If Ripley’s Believe It Or Not! ever treated us to the lore and legends of the Kennebunk River, they’d lead with the strange case of the Ocean King.

Launched for Nathaniel Lord Thompson at the present site of Federal Jack’s in 1874, the 215.5-foot clipper was an eye-popper at 2,510.5 gross tons, “the largest ship afloat,” according to the New York Times.

The largest vessel in the world was built here, near Shipyard Brewery? Where’s the catch?

Though it’s hardly a proper tidbit for today’s restaurant place mats, she had bad luck of the Drag Me To Hell variety.

In the streamers and fireworks of her debut, things were lovely, though she was as much an anachronism as a curiosity. Consider this August 29, 1877 blip in the New York Times: “The clipper-ship Ocean King, owned by J. H. Sears of Boston, and now lying at Pier No. 19 East River, receiving cargo for San Francisco, is one of six sailing vessels of the world that carry four masts. This additional mast, which is rigged after the style of a bark’s mizzen mast, is called the ‘spanker mast.’”

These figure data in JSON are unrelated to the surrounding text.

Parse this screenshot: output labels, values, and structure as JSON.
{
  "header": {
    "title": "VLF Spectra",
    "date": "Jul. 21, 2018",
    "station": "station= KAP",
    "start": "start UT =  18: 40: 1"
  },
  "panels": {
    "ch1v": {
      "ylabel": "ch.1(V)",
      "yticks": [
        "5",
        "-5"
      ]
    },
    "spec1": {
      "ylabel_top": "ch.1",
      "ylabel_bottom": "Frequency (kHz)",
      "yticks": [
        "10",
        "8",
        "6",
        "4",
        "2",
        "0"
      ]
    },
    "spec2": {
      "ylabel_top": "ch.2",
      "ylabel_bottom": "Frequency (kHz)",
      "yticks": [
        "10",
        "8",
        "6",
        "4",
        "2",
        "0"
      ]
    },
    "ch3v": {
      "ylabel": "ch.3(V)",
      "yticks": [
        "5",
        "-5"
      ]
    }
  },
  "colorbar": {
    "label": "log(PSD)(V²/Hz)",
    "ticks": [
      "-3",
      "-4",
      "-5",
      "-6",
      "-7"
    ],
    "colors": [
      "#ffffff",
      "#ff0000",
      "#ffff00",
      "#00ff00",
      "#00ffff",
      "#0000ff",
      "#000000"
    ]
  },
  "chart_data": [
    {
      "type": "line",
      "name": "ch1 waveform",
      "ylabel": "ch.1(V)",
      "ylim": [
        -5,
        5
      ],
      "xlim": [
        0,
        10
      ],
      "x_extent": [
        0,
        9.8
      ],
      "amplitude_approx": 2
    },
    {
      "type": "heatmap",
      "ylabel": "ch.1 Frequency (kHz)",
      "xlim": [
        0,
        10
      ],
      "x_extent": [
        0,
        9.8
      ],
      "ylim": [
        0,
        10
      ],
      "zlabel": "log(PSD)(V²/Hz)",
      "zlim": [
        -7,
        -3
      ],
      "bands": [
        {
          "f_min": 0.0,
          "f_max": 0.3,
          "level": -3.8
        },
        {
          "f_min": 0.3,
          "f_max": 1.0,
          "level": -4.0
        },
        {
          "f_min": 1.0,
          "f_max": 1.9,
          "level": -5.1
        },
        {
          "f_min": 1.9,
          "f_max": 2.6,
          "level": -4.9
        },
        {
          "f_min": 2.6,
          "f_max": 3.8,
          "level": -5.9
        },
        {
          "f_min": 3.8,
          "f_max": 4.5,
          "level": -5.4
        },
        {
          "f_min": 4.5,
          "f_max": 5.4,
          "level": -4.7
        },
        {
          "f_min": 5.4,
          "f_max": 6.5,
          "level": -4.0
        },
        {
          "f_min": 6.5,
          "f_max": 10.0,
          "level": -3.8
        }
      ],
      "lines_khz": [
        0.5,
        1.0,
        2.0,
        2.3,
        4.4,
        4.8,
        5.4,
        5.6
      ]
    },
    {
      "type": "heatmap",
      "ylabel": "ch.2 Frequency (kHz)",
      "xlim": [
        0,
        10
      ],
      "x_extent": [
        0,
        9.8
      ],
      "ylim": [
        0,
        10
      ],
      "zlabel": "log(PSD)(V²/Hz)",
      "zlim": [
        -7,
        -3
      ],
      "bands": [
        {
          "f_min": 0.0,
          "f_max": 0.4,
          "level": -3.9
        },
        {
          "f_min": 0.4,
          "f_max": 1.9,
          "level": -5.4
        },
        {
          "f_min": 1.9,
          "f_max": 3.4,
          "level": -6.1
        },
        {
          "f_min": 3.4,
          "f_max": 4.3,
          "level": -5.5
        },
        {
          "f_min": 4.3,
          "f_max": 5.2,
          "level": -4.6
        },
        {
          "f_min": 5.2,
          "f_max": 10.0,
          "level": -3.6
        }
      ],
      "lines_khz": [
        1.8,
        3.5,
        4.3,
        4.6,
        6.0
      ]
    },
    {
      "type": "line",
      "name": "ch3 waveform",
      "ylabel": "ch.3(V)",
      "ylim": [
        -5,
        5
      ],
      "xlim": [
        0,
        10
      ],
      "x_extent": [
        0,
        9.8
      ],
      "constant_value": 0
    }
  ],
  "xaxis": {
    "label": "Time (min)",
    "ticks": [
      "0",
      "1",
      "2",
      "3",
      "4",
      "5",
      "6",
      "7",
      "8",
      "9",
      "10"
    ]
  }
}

The spanks are just beginning. Let’s follow her out to San Francisco via The Deseret Evening News, September 22, 1877: “Five sailors of the ship Ocean King, from this port for San Francisco, have been arrested for mutiny.”

These happy campers might have been enough to give her a black eye, but seven years later, a fresh gust of ill wind filled her sails as J. H. Sears & Co. went out of business and was forced to sell her to William P. Ellison.

It’s long been a superstition that appearing prematurely on the cover of Sports Illustrated is a guarantee of snuffed fame, but you tell me the Ocean King wasn’t the Mark “The Bird” Fidrych of clipper ships after you catch a glimpse of her in 1887, during the last chapter of her weird, wild afterlife, hauling coal out of Nanaimo, British Columbia, for her new port of Coos Bay, Oregon, in a horrible gale. The rakish clipper crashed into the rocks and “caught fire, it is thought, from the galley stove,” the Port Townsend, Washington, newspaper reported. “Every attempt was made to quench the flames” before her crew deserted her, and she went down!

“Mommy, the scary ship on my place mat is sinking straight to hell in a fiery inferno!”

We’re missing the Broadway dactyl. According to devils familiar with the matter, one “Special Agent Tingle, of the Treasury Department” seized the $1,000 check the Ocean King’s captain had generously given (mistakenly, the Ocean King’s agent Capt. Knowles claimed later) to Charles Soderstrum of the schooner Angel Dolly, in payment for rescuing him and his crew. Bad ship, no tip.